Mortgage rates held their ground today, keeping them in line with long-term lows achieved over the past 2 weeks. To be fair, it was the previous week that offered the biggest benefits, but last week was no slouch. Factoring out the first few days of January, it would have been the best week for mortgage rates since April 2018.
It was a relatively quiet day for financial markets with the bonds that underlie mortgage rates trading in mostly the same territory as last week. It remains to be seen how markets will react to the absence of the typical spread of economic data (much of which is on hold due to the government shutdown). Beyond that, the shutdown could certainly begin to have an effect on the economy itself although it’s hard to say how big of an effect that would be. With this now being the longest shutdown ever, we’re in uncharted territory as to the deleterious effects.

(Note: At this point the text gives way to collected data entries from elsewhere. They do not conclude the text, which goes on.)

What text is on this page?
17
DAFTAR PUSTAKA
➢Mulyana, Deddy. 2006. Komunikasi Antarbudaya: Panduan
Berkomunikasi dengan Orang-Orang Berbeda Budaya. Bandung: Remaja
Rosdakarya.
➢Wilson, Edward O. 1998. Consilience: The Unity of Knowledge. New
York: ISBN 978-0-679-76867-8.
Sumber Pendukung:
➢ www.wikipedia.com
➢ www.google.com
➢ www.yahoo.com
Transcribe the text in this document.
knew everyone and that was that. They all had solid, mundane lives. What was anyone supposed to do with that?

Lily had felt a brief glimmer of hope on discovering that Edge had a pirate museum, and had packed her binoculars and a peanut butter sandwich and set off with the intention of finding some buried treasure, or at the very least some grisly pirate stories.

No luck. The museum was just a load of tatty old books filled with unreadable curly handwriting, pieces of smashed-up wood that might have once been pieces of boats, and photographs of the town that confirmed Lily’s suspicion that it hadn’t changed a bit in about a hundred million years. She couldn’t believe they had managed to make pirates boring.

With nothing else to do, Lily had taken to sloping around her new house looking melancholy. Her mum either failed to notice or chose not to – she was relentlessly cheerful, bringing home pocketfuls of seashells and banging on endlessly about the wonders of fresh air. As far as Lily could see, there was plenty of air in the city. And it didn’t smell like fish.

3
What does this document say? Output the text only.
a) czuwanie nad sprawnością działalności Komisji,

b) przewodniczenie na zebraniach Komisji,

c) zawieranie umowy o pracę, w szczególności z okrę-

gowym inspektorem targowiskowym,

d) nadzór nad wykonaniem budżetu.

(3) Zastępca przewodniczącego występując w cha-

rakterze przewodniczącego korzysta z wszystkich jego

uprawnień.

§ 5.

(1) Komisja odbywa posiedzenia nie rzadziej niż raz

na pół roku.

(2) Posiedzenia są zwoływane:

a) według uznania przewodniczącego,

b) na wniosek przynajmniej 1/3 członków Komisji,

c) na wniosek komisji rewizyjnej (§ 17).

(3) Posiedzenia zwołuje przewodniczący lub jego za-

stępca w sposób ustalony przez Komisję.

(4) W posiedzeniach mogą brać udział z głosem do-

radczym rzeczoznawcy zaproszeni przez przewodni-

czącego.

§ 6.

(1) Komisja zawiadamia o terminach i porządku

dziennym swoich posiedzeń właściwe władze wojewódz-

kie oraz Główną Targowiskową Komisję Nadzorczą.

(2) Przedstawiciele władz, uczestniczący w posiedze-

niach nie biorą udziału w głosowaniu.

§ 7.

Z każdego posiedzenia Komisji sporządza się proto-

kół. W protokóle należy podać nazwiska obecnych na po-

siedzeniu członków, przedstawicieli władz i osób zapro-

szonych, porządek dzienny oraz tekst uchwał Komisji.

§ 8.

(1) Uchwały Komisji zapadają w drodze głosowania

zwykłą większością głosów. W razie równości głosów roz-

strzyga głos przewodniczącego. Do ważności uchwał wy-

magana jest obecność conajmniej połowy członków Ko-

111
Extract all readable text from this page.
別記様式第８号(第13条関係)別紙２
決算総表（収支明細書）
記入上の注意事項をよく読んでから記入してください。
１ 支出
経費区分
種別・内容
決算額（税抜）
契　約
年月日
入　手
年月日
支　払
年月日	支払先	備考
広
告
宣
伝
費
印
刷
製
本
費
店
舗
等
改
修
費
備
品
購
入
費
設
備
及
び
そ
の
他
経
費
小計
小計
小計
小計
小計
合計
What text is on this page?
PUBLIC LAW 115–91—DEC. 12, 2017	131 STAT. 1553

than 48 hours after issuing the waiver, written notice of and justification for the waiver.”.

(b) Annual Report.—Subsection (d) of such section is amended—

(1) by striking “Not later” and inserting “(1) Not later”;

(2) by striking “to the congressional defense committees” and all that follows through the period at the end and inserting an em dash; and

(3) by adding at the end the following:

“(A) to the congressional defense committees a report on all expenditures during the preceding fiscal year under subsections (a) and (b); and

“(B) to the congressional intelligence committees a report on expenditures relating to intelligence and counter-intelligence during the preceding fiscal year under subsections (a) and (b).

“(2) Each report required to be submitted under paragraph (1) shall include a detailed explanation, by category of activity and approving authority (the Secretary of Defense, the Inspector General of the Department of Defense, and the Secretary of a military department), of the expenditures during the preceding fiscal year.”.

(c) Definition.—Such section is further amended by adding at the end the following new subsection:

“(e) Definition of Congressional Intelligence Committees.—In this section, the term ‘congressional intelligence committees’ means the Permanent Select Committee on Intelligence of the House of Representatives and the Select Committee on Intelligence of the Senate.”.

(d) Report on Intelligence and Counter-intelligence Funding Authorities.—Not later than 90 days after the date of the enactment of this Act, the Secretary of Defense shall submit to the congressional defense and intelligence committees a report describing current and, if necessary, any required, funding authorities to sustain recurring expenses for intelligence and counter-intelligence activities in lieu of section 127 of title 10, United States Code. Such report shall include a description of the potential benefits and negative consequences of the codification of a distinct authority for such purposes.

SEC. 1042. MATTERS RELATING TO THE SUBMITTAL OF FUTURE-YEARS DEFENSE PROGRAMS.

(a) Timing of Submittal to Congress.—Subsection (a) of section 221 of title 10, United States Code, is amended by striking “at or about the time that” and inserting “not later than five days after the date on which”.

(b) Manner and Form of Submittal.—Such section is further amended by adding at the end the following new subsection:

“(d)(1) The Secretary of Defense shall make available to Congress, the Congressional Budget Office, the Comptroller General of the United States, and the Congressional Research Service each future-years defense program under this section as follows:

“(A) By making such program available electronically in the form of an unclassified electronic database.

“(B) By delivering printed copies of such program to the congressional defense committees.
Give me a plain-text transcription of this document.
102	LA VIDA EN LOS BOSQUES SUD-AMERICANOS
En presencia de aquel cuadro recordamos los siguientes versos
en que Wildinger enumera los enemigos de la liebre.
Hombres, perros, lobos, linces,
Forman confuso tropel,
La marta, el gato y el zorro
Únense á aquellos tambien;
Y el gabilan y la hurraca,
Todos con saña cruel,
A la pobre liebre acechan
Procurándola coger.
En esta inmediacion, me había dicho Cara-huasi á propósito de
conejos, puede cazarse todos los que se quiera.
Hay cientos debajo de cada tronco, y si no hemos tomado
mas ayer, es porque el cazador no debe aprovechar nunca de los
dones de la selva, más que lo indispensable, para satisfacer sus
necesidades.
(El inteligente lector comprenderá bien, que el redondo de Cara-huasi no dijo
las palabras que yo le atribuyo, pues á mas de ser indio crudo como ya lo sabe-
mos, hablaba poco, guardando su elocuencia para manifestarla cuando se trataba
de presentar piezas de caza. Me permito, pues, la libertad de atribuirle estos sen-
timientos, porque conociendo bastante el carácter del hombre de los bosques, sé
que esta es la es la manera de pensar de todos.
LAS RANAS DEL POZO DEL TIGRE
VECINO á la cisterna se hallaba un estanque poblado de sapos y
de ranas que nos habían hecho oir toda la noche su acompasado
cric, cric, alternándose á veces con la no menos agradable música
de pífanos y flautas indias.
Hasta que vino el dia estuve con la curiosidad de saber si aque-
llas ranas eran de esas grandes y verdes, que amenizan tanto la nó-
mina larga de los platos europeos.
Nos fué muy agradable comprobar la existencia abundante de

The silver lining with respect to “deleterious effects” on the economy is that such things tend to benefit mortgage rates. The flipside is that rates could bounce quickly higher on any indication of the shutdown ending.
Loan Originator Perspective
Bonds traded in a tight range through mid-day, and appear to be on hold, waiting for more DC or Brexit Drama details. Since we’re still near rates’ one month low, I’m locking applications closing within 30 days for most clients. –Ted Rood, Senior Originator
Today’s Most Prevalent Rates
- 30YR FIXED – 4.5%
- FHA/VA – 4.25%
- 15 YEAR FIXED – 4.125%
- 5 YEAR ARMS – 4.25%-4.625% depending on the lender
Ongoing Lock/Float Considerations
- Headwinds that had plagued rates for most of the past 2 years are slowly dying down. The rising rate environment could flare up again, and some headwinds remain in effect, but the broader tone has taken a more optimistic shift.
- Highest rates in more than 7 years in Oct/Nov. Lowest rates 8 months by the end of the year.
- This is a bit of a crossroads. We may look back at Oct/Nov and see a long-term ceiling, or we may look back at early December and see a temporary correction before more pain. Either way, it’s one of the more hopeful positions we’ve been in for several years.
- Rates discussed refer to the most frequently-quoted, conforming, conventional 30yr fixed rate for top tier borrowers among average to well-priced lenders. The rates generally assume little-to-no origination or discount except as noted when applicable. Rates appearing on this page are “effective rates” that take day-to-day changes in upfront costs into consideration.